Millions of Christians all over the world began marking the start of an important period of time back on Wednesday 14 February.

Ash Wednesday

That is because it is Ash Wednesday, which marks the beginning of Lent in Western Christian churches. During Lent, many people decide to give something up that they love – perhaps chocolate, sweets or social media!

Others might decide to take up something, like helping out more with chores at home or making an effort to do special things for their family and friends.

40 days

Lent is a period of 40 days during which many Christians remember the events leading up to and including the death of Jesus Christ, whose life and teachings are the foundation of Christianity.

The 40-day period is called Lent after an old English word meaning ‘lengthen’.

This is because of the time of year when it happens, as this is when the days start to get longer, as we approach summer.

Reflect and forgive

It is a time of reflection and of asking for forgiveness, and when Christians prepare to celebrate Jesus’s resurrection at the feast of Easter, which comes at the very end of Lent.

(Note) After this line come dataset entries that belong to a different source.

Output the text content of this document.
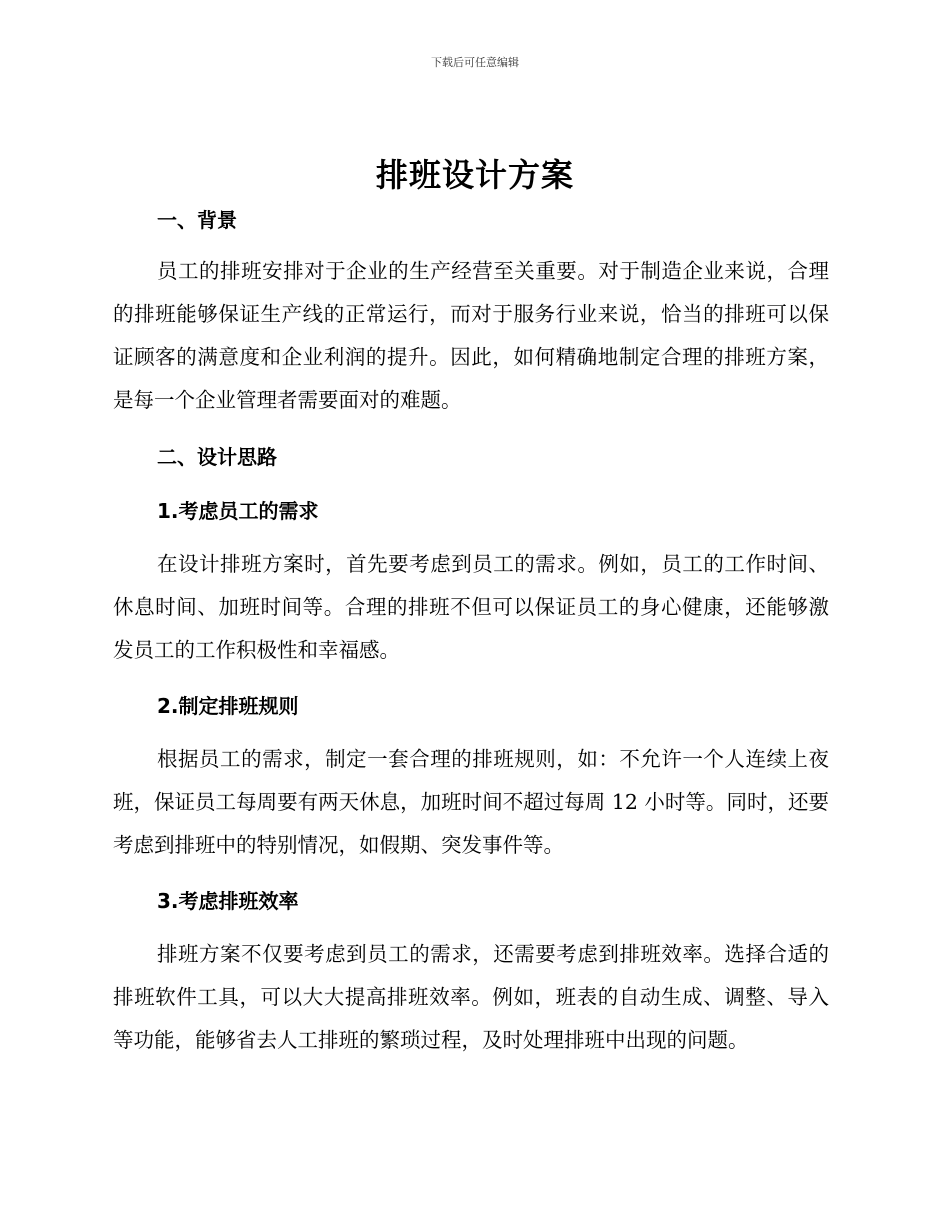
下载后可任意编辑
排班设计方案
一、背景

员工的排班安排对于企业的生产经营至关重要。对于制造企业来说，合理的排班能够保证生产线的正常运行，而对于服务行业来说，恰当的排班可以保证顾客的满意度和企业利润的提升。因此，如何精确地制定合理的排班方案，是每一个企业管理者需要面对的难题。

二、设计思路
1.考虑员工的需求

在设计排班方案时，首先要考虑到员工的需求。例如，员工的工作时间、休息时间、加班时间等。合理的排班不但可以保证员工的身心健康，还能够激发员工的工作积极性和幸福感。

2.制定排班规则

根据员工的需求，制定一套合理的排班规则，如：不允许一个人连续上夜班，保证员工每周要有两天休息，加班时间不超过每周 12 小时等。同时，还要考虑到排班中的特别情况，如假期、突发事件等。

3.考虑排班效率

排班方案不仅要考虑到员工的需求，还需要考虑到排班效率。选择合适的排班软件工具，可以大大提高排班效率。例如，班表的自动生成、调整、导入等功能，能够省去人工排班的繁琐过程，及时处理排班中出现的问题。
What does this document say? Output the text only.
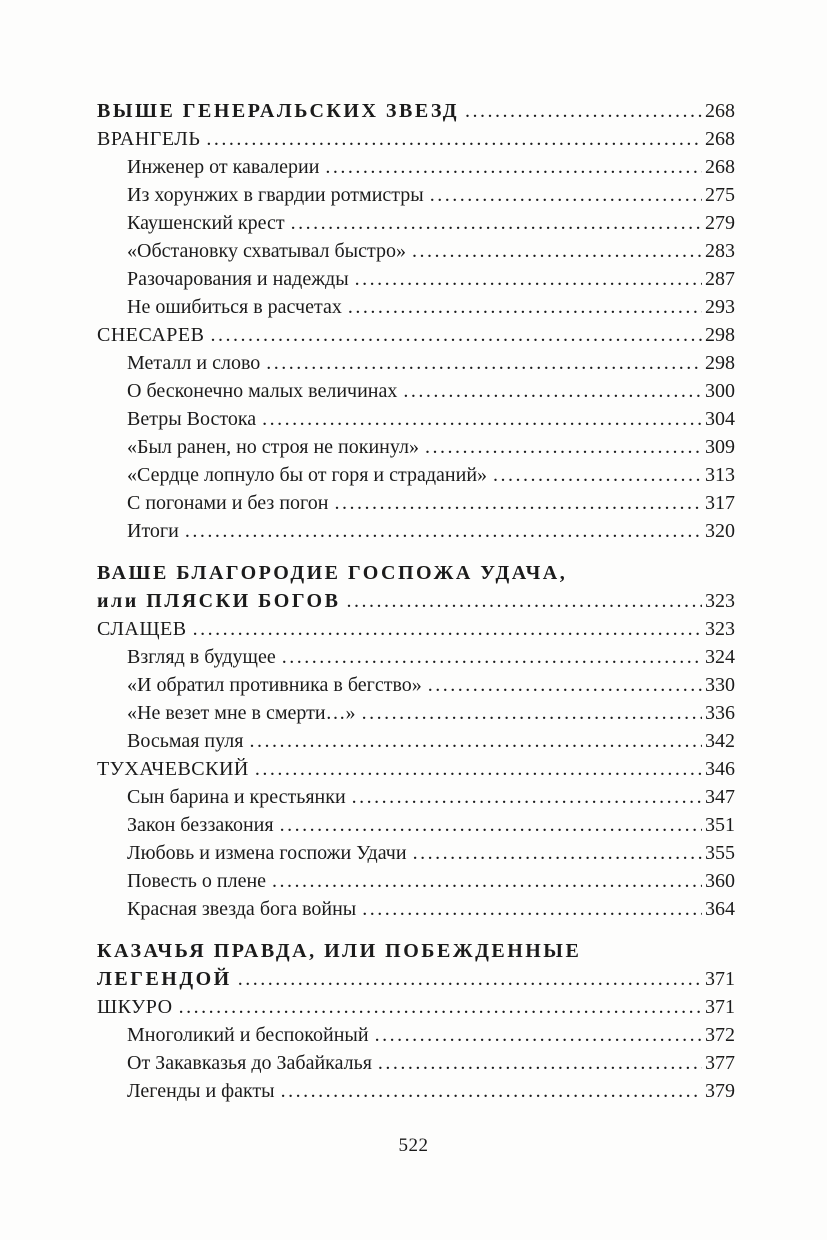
ВЫШЕ ГЕНЕРАЛЬСКИХ ЗВЕЗД .....	268
ВРАНГЕЛЬ .....	268
Инженер от кавалерии .....	268
Из хорунжих в гвардии ротмистры .....	275
Каушенский крест .....	279
«Обстановку схватывал быстро» .....	283
Разочарования и надежды .....	287
Не ошибиться в расчетах .....	293
СНЕСАРЕВ .....	298
Металл и слово .....	298
О бесконечно малых величинах .....	300
Ветры Востока .....	304
«Был ранен, но строя не покинул» .....	309
«Сердце лопнуло бы от горя и страданий» .....	313
С погонами и без погон .....	317
Итоги .....	320
ВАШЕ БЛАГОРОДИЕ ГОСПОЖА УДАЧА,
или ПЛЯСКИ БОГОВ .....	323
СЛАЩЕВ .....	323
Взгляд в будущее .....	324
«И обратил противника в бегство» .....	330
«Не везет мне в смерти…» .....	336
Восьмая пуля .....	342
ТУХАЧЕВСКИЙ .....	346
Сын барина и крестьянки .....	347
Закон беззакония .....	351
Любовь и измена госпожи Удачи .....	355
Повесть о плене .....	360
Красная звезда бога войны .....	364
КАЗАЧЬЯ ПРАВДА, ИЛИ ПОБЕЖДЕННЫЕ
ЛЕГЕНДОЙ .....	371
ШКУРО .....	371
Многоликий и беспокойный .....	372
От Закавказья до Забайкалья .....	377
Легенды и факты .....	379
522
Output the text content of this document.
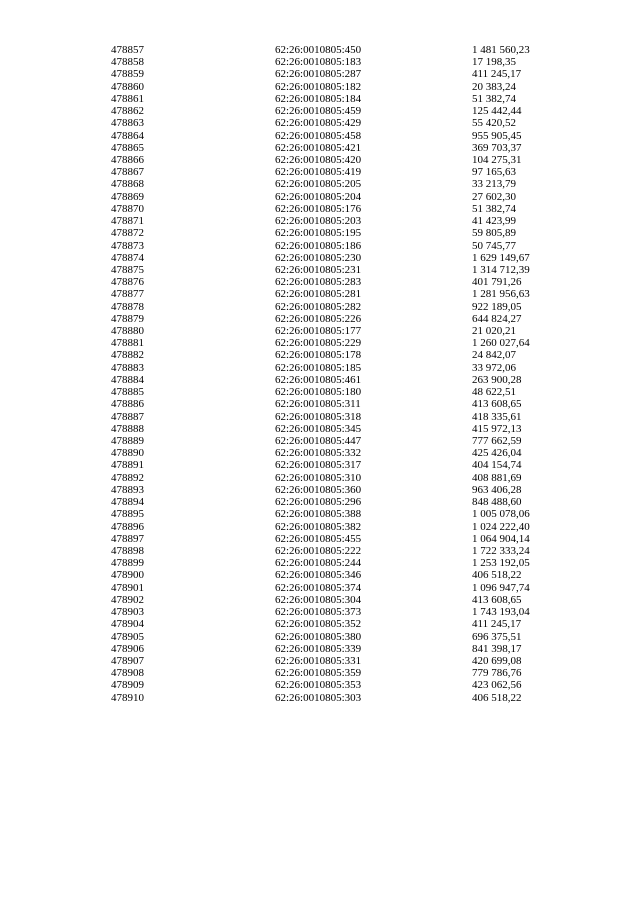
478857	62:26:0010805:450	1 481 560,23
478858	62:26:0010805:183	17 198,35
478859	62:26:0010805:287	411 245,17
478860	62:26:0010805:182	20 383,24
478861	62:26:0010805:184	51 382,74
478862	62:26:0010805:459	125 442,44
478863	62:26:0010805:429	55 420,52
478864	62:26:0010805:458	955 905,45
478865	62:26:0010805:421	369 703,37
478866	62:26:0010805:420	104 275,31
478867	62:26:0010805:419	97 165,63
478868	62:26:0010805:205	33 213,79
478869	62:26:0010805:204	27 602,30
478870	62:26:0010805:176	51 382,74
478871	62:26:0010805:203	41 423,99
478872	62:26:0010805:195	59 805,89
478873	62:26:0010805:186	50 745,77
478874	62:26:0010805:230	1 629 149,67
478875	62:26:0010805:231	1 314 712,39
478876	62:26:0010805:283	401 791,26
478877	62:26:0010805:281	1 281 956,63
478878	62:26:0010805:282	922 189,05
478879	62:26:0010805:226	644 824,27
478880	62:26:0010805:177	21 020,21
478881	62:26:0010805:229	1 260 027,64
478882	62:26:0010805:178	24 842,07
478883	62:26:0010805:185	33 972,06
478884	62:26:0010805:461	263 900,28
478885	62:26:0010805:180	48 622,51
478886	62:26:0010805:311	413 608,65
478887	62:26:0010805:318	418 335,61
478888	62:26:0010805:345	415 972,13
478889	62:26:0010805:447	777 662,59
478890	62:26:0010805:332	425 426,04
478891	62:26:0010805:317	404 154,74
478892	62:26:0010805:310	408 881,69
478893	62:26:0010805:360	963 406,28
478894	62:26:0010805:296	848 488,60
478895	62:26:0010805:388	1 005 078,06
478896	62:26:0010805:382	1 024 222,40
478897	62:26:0010805:455	1 064 904,14
478898	62:26:0010805:222	1 722 333,24
478899	62:26:0010805:244	1 253 192,05
478900	62:26:0010805:346	406 518,22
478901	62:26:0010805:374	1 096 947,74
478902	62:26:0010805:304	413 608,65
478903	62:26:0010805:373	1 743 193,04
478904	62:26:0010805:352	411 245,17
478905	62:26:0010805:380	696 375,51
478906	62:26:0010805:339	841 398,17
478907	62:26:0010805:331	420 699,08
478908	62:26:0010805:359	779 786,76
478909	62:26:0010805:353	423 062,56
478910	62:26:0010805:303	406 518,22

Ash Wednesday is the day after Shrove Tuesday, which is also known as Pancake Day. Exactly when Ash Wednesday is each year depends on when Easter is, so the date changes. On Ash Wednesday, lots of churches hold special services where worshippers are marked on the forehead with ash, and which is where the day gets its name from.

Typically, the ash is made from burning special crosses made out of palm wood, which were used in church services on the previous year’s Palm Sunday. It is sometimes mixed with special oil.

Lent ends with Holy Week, which leads to Easter Sunday – the most important day in the Christian calendar (not Christmas Day).

This day marks the resurrection of Jesus after his death on the cross and is a celebration of his life.

There are special Easter services, meals with family and friends and in some cultures, Easter eggs are both given and received.

BBC Bitesize

Easter is calculated as the first Sunday after the full Moon that occurs on after the spring equinox.